While the example of the tones may not necessarily be intuitive, you probably have had an experience that's related to this. Think about the times when you have been trying to hear one thing, but another louder (or broader spectrum) sound prevents you from hearing it. That's masking. In many instances, the 'other' sound is measurable, but the presence of the louder sound renders the quieter sound inaudible to you.
For example, you're in your car, driving along at a steady speed and on a smooth, level, and quiet road; the winds are light and variable. However, you decide that you need more airflow from the cabin cooling system, so you increase the fan speed. When you do, you note there is at least one or possibly two high-pitched tones (which are related to the blade-passage frequency (and its harmonics) of the fan)...but you are still a bit uncomfortable, so you turn the cooling fan up to a higher speed. With the temperature at a comfortable level you now notice that the tone(s) are no longer audible. Instead, all you really hear is the random flow noise coming from the vents (the 'shhhhh' or 'whoooosh' type of sound). However, if you had a spectrum analyzer handy and took a long enough sample, and averaged it, you might very well see the tones standing proud above the random noise floor - they are measurable...but not audible.

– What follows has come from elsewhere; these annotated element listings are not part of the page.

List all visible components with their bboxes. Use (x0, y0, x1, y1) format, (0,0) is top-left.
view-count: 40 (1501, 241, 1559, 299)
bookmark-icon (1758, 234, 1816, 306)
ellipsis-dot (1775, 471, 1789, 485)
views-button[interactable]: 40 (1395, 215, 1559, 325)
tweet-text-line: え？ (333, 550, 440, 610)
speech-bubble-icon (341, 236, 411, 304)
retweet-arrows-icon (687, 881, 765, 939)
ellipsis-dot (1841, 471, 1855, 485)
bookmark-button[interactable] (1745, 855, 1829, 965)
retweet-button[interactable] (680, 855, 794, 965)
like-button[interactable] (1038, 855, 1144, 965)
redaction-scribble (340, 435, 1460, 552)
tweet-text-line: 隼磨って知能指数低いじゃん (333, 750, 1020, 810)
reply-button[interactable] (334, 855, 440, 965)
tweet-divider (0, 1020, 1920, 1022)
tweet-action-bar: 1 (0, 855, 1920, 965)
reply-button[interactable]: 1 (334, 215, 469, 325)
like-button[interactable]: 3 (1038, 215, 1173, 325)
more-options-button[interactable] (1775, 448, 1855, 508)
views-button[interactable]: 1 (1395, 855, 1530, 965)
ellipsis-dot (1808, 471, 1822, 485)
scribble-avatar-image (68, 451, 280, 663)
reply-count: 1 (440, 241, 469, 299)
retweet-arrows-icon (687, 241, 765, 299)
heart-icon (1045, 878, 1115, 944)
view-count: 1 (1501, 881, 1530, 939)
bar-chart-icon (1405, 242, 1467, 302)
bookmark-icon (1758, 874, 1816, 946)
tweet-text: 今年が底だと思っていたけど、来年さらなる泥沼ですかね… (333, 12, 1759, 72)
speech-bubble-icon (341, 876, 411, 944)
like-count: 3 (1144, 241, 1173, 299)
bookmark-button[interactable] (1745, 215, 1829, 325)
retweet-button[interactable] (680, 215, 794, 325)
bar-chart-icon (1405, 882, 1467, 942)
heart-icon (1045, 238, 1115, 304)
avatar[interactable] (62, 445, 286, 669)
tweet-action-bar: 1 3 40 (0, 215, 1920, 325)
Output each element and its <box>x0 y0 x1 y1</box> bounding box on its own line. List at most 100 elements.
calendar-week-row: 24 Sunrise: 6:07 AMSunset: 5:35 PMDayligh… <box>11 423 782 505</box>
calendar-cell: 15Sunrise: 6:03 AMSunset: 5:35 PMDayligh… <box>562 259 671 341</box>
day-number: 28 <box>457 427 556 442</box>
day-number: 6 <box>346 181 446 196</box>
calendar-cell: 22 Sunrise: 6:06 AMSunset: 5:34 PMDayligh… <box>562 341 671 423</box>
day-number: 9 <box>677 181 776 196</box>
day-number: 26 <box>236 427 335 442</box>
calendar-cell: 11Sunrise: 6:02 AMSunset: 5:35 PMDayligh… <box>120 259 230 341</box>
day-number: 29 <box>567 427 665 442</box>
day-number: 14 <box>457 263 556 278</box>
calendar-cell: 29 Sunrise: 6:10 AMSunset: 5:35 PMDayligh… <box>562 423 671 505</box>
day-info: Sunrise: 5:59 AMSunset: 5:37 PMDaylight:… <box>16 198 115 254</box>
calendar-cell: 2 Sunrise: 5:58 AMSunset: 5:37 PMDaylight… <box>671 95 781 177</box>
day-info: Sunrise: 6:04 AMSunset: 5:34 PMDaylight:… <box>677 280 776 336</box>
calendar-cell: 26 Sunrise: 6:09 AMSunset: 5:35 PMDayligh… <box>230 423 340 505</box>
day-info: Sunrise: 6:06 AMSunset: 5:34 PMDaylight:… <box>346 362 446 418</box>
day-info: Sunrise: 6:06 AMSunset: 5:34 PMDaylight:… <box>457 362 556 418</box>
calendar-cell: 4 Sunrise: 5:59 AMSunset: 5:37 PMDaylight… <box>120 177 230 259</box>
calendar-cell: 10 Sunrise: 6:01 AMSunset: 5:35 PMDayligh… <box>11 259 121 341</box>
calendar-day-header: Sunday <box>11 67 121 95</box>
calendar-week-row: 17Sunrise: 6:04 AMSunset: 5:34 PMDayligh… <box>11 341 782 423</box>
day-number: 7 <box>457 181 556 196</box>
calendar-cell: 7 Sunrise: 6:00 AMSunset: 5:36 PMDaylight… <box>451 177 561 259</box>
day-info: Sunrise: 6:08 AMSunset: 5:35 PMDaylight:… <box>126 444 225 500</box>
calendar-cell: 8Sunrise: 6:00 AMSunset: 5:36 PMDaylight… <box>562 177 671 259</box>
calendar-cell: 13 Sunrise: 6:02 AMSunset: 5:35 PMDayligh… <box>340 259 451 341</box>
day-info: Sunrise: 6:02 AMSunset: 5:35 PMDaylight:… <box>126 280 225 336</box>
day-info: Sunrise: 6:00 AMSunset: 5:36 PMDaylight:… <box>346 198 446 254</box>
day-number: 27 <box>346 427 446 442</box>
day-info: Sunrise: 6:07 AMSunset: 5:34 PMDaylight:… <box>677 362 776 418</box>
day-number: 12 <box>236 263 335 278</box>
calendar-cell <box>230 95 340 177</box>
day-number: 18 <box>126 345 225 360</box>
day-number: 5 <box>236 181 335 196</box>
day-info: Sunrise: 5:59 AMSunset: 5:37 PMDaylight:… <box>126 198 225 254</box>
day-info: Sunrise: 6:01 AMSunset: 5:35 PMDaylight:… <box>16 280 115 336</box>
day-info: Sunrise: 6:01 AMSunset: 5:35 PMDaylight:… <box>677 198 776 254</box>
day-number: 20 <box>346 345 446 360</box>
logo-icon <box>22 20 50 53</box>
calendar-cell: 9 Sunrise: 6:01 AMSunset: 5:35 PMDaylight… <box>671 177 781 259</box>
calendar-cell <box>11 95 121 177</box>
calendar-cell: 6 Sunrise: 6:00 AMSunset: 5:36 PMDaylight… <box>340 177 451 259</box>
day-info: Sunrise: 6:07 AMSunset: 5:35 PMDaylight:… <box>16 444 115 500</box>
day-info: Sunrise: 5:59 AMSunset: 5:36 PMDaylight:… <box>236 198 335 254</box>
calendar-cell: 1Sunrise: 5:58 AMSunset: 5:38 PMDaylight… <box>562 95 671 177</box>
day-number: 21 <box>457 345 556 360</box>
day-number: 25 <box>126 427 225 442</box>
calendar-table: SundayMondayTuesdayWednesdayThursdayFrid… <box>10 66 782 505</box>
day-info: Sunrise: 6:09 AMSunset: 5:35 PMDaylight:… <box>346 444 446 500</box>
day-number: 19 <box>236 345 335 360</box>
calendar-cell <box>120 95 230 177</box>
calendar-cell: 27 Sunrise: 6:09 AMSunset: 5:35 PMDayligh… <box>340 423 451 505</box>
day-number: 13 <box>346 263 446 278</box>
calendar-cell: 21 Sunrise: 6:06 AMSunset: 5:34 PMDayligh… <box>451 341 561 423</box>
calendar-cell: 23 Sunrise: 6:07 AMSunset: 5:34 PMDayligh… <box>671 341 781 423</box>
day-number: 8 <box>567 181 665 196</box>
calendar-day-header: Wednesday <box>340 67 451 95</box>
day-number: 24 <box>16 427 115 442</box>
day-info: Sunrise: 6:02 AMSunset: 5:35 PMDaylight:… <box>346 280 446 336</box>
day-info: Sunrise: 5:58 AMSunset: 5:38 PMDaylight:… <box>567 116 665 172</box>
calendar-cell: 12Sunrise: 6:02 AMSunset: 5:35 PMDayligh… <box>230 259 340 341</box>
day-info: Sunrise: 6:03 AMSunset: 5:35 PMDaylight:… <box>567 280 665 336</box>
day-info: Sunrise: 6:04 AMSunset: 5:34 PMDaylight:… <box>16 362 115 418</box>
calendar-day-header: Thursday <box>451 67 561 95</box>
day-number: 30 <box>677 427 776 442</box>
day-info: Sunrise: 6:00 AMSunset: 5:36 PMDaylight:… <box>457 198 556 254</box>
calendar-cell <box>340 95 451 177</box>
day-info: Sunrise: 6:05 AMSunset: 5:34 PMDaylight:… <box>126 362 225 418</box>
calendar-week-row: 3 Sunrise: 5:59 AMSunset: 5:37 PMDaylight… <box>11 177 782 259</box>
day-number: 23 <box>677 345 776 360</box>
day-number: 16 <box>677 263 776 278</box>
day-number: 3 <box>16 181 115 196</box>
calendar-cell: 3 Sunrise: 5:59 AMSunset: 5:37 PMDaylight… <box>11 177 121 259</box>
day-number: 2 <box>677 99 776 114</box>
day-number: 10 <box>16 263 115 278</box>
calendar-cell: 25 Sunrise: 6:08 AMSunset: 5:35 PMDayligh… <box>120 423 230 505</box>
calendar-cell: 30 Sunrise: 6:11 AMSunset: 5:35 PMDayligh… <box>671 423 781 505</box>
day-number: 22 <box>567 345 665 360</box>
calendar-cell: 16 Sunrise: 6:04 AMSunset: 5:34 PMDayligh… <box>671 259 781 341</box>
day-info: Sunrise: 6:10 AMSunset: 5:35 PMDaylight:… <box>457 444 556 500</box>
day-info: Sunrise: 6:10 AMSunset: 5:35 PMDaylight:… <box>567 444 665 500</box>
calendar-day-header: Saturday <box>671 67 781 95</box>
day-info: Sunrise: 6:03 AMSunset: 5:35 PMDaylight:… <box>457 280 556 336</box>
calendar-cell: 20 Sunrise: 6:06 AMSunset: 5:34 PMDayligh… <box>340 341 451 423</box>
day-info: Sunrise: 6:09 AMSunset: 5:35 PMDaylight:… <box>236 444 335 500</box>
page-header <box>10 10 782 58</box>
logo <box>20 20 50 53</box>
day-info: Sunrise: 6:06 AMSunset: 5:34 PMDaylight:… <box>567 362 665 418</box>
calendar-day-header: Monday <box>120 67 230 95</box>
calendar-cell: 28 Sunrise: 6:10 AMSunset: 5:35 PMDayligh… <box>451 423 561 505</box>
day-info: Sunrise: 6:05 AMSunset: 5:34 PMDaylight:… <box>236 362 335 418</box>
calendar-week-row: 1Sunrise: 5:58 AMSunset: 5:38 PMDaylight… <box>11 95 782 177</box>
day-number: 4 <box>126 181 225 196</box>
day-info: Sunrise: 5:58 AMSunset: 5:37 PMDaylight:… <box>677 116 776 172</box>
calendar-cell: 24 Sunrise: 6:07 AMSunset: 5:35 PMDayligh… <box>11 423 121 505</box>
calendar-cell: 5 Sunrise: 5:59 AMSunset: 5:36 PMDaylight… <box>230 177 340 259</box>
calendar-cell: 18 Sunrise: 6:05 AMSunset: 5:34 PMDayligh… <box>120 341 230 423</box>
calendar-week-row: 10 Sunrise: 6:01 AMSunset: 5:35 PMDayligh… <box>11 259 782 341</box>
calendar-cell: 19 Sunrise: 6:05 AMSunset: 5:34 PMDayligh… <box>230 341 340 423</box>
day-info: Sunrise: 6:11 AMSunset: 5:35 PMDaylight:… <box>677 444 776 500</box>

Like temporal masking, this is another element of the perceptual codecs used to digitally-compress files (and I'm not speaking of level-compression here...that's a related thing, but different). This is how a 160 kbps mp3 (for example) can end up being only about 10% the size of the wav or FLAC file from which it was derived - because mountains of the data in the original file are being thrown away (and thrown away forever), based on these mathematical models of the human ear.
As far as the information being "thrown away forever", what I mean is that even though you can convert an mp3 back to a wav file (for instance to burn an audio-format CD), the data that were thrown out during the mp3 encoding process are NOT put back into the wav file. Yes, the size of the .wav file is now as you would expect (governed by the sample rate, precision (16 or 24 bit), time, and number of channels), but the lost information cannot be recovered.
Just how severe these losses are is related to the bitrate; codecs that use higher bitrates equate to less compression, and thus, do not yield the file size reduction that lower bitrates can achieve. Conversely, if you want the compressed file to be small, then you have to surrender fidelity.
In contrast, truly lossless codecs (such as FLAC and others) are to music / speech files what things like PKZIP (remember that?) were to document encoding. No one would have accepted a compression algorithm that, upon compression, would change the content of a written document...I mean...can you imagine what would happen if upon unzipping a compressed word document or text file, the words themsleves, punctuation, or associate case of certain letters were to be altered? FLAC (and other truly lossless codecs) is a lot like PKZIP in that sense as it allows for on-the-fly reconstruction to what was in the .wav
file. However...the penalty? Yep, it doesn't compress file size anywhere near what a 160 kbps file would (in rough numbers, at 160 kbps you get about 90% compression in file size, but in FLAC, you only get about 45%).
In closing, let me say that I'm pretty sure that I glossed over a lot of particulars about the issues surrounding masking phenomena and such. However, I wanted to cover the main aspects of the (immensely complicated) subject in a way that hopefully made them a bit more tangible.